Still, it remains possible that the DOJ will feel the need for some closure, says Jarvis, the coauthor of Gaming Law and Gambling Law: Cases, Materials, and Problems (forthcoming Second Edition). If this is the case, Jarvis expects the DOJ to issue a one-page memorandum reinstating the 2011 OLC opinion. 

“With Trump out of office and [Sheldon] Adelson dead, there’s no longer any political reason for folks like [Republican South Carolina Sen.] Lindsey Graham to push for an amendment/expansion of the Wire Act,” Jarvis said. Adelson, the Las Vegas Sands Corp. CEO who was also a strong opponent of online gaming, was a supporter of Trump and other Republicans.

A.G. Burnett, a former chair of the Nevada Gaming Control Board who now is a partner at Nevada’s McDonald Carano law firm, predicts there will not be prosecutions in the First Circuit’s jurisdiction, or likely elsewhere, based on the 2018 OLC opinion.

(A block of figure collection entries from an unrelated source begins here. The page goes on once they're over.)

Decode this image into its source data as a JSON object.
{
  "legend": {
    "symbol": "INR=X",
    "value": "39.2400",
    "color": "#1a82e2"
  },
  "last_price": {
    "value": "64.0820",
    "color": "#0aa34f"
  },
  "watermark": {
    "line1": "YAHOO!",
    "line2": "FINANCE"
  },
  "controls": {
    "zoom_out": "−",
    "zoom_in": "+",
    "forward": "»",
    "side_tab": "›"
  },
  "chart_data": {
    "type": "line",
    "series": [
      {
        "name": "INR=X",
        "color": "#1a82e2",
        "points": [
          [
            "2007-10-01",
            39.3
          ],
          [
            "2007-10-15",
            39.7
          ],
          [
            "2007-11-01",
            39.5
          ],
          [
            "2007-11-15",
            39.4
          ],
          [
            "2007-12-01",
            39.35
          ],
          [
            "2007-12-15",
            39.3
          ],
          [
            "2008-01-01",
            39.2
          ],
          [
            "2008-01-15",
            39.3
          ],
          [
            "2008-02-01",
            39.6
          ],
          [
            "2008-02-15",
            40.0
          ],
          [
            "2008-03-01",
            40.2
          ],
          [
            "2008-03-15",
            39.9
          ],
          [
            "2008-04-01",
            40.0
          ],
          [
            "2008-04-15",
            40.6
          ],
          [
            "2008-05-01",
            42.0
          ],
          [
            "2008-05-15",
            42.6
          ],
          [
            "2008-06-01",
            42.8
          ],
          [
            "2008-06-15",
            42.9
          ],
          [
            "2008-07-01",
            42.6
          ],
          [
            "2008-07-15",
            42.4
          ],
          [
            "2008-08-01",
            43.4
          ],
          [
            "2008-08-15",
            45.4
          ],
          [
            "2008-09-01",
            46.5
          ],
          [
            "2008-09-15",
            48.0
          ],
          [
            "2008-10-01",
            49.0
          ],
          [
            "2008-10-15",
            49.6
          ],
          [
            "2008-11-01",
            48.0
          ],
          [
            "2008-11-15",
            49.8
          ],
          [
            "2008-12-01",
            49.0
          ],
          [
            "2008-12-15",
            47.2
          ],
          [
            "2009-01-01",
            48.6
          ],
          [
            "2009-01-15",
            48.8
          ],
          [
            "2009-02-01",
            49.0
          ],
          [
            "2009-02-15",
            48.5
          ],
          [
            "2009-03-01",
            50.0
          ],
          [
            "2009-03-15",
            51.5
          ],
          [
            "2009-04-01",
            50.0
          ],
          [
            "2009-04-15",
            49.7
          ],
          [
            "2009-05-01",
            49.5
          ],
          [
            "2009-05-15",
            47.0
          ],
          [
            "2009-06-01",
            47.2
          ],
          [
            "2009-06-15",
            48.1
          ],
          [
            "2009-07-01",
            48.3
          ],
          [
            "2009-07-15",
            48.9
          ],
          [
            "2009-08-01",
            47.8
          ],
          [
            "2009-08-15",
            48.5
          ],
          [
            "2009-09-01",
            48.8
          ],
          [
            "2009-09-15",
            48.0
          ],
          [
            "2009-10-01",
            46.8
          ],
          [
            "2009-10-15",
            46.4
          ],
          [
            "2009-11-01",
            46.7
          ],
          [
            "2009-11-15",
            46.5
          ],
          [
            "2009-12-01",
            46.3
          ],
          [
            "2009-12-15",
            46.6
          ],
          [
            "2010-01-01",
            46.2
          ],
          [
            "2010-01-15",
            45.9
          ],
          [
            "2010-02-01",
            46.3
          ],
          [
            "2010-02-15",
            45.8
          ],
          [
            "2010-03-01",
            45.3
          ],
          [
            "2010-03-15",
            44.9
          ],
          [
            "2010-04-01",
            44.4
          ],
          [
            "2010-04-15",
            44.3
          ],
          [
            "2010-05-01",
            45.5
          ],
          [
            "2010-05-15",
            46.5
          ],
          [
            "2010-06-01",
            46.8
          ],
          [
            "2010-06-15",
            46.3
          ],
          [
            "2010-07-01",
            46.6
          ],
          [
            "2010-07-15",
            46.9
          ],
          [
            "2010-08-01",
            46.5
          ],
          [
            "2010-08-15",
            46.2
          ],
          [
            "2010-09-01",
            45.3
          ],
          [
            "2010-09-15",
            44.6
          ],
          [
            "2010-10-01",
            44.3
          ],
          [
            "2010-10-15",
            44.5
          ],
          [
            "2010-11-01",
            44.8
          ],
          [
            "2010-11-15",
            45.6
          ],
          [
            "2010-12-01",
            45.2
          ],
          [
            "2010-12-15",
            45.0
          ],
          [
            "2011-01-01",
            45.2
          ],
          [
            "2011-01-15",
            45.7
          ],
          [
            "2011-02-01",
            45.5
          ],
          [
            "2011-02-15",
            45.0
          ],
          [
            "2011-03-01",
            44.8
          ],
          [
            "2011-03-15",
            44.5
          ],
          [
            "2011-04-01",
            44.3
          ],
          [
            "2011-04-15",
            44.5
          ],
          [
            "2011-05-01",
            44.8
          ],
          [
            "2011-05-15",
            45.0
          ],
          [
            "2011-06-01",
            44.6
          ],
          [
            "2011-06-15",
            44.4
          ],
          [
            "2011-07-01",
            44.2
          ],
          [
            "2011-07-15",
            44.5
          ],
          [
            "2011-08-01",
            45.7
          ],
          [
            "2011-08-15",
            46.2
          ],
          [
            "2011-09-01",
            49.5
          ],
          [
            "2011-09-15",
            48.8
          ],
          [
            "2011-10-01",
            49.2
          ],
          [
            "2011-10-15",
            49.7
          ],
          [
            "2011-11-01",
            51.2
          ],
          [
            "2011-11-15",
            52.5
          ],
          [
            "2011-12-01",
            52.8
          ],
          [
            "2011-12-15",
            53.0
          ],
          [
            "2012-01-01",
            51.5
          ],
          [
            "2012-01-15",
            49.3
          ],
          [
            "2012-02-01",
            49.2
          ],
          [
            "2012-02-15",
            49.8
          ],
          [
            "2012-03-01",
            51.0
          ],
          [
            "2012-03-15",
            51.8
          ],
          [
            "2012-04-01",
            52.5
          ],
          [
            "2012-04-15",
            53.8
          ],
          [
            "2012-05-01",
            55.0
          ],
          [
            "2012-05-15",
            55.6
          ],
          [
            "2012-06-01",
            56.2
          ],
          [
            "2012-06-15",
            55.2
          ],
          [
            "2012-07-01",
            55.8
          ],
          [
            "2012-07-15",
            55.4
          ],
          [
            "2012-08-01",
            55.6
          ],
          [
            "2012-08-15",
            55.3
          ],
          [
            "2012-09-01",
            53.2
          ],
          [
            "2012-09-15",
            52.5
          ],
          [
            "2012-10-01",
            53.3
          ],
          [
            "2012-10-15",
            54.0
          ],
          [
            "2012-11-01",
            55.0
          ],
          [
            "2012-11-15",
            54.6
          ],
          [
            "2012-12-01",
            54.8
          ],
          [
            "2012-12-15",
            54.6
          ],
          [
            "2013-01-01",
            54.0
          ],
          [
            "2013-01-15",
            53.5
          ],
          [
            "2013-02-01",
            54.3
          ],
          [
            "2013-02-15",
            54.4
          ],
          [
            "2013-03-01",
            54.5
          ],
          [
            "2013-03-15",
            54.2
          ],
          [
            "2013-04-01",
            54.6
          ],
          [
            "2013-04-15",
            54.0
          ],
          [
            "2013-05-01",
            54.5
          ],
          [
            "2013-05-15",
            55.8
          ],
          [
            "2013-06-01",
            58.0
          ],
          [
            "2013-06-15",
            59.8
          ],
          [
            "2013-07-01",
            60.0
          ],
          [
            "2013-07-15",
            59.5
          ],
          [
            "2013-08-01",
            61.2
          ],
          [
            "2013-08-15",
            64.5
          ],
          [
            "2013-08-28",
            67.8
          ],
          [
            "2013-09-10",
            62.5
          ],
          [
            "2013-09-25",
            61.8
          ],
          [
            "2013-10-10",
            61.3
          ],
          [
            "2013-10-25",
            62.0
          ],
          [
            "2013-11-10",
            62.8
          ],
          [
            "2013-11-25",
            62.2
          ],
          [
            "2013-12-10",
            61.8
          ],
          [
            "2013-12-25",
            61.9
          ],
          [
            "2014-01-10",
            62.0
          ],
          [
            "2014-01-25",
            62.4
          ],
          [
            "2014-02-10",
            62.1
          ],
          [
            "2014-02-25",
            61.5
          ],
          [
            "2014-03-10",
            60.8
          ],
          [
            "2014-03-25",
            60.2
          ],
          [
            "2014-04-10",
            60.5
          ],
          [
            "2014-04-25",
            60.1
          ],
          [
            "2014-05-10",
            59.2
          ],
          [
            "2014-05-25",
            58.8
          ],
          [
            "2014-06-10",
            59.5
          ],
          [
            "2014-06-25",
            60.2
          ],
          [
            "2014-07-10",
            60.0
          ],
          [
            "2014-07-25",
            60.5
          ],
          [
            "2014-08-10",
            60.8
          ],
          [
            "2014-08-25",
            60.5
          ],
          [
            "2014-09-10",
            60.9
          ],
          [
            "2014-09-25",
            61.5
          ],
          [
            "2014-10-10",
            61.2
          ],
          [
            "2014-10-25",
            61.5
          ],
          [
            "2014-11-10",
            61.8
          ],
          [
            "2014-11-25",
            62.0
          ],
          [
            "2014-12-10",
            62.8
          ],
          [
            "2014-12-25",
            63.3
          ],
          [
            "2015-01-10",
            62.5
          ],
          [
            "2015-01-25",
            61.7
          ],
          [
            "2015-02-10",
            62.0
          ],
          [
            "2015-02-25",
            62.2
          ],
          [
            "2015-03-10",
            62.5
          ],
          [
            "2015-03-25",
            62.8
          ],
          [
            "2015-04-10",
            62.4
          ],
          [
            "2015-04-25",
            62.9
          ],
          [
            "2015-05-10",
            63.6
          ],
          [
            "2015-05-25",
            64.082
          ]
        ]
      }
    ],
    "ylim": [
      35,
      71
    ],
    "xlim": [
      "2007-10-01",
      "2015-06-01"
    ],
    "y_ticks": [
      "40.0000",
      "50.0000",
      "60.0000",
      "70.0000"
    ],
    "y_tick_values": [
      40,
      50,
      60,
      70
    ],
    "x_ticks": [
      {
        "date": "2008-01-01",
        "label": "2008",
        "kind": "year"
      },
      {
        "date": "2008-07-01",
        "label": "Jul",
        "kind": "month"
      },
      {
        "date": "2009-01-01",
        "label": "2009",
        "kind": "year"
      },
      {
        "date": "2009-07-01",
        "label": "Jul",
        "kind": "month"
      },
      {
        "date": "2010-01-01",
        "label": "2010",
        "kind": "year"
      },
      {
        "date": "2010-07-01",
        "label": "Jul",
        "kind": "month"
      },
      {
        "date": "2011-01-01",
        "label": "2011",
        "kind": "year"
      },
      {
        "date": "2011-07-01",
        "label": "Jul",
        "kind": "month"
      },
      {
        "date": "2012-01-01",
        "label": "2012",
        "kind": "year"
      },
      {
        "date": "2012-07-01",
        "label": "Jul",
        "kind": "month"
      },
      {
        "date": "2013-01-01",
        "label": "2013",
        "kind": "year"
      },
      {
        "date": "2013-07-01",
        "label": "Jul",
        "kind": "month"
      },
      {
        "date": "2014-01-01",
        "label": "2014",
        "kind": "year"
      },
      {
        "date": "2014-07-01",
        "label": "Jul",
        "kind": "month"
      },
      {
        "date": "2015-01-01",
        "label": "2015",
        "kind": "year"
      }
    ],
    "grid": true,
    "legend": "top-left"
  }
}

“I think a formal revision of the 2018 memo by the DOJ to go back to the 2011 interpretation and move in line with the First Circuit’s guidance would be a nice endpoint. But ultimately, may not be necessary,” Burnett told Casino.org.

DOJ May Abandon Wire Act Litigation

“I suspect the Biden DOJ will quietly abandon the case and withdraw the 2018 OLC memorandum,” said Kate C. Lowenhar-Fisher, a Las Vegas-based attorney and chair of the gaming and hospitality practice group at Dickinson Wright. 

“That would be much less murky than publishing some kind of no-enforcement memorandum like President Obama did in connection with cannabis,” Lowenhar-Fisher told Casino.org.

“The status quo post-2011 would be restored, and perhaps we could put an end to legislating gambling via memoranda.”

Trusty: Feds Should Not Pursue Gaming Cases

Overall, James Trusty suggests the easiest fix, from the DOJ’s perspective, “is simply to clarify that federal prosecutors generally will not pursue gambling charges — Wire Act or other statutes — when the activity is licensed under state law.”

With the recent Wire Act appeals ruling in place, the DOJ is also “free to pursue off-shore sportsbooks operating illegally in the US, as well as any other criminal conduct that might be connected to otherwise lawful gaming, such as money laundering or organized criminal activity,” explained Trusty, who was presented the US Attorney General’s Distinguished Service Award in 2011.

“This would take the emphasis on gambling prosecutions back to where it has always been intended to be — a tool to use against organized criminal activity, not a threat against today’s regulated, popular betting across the country,” Trusty said.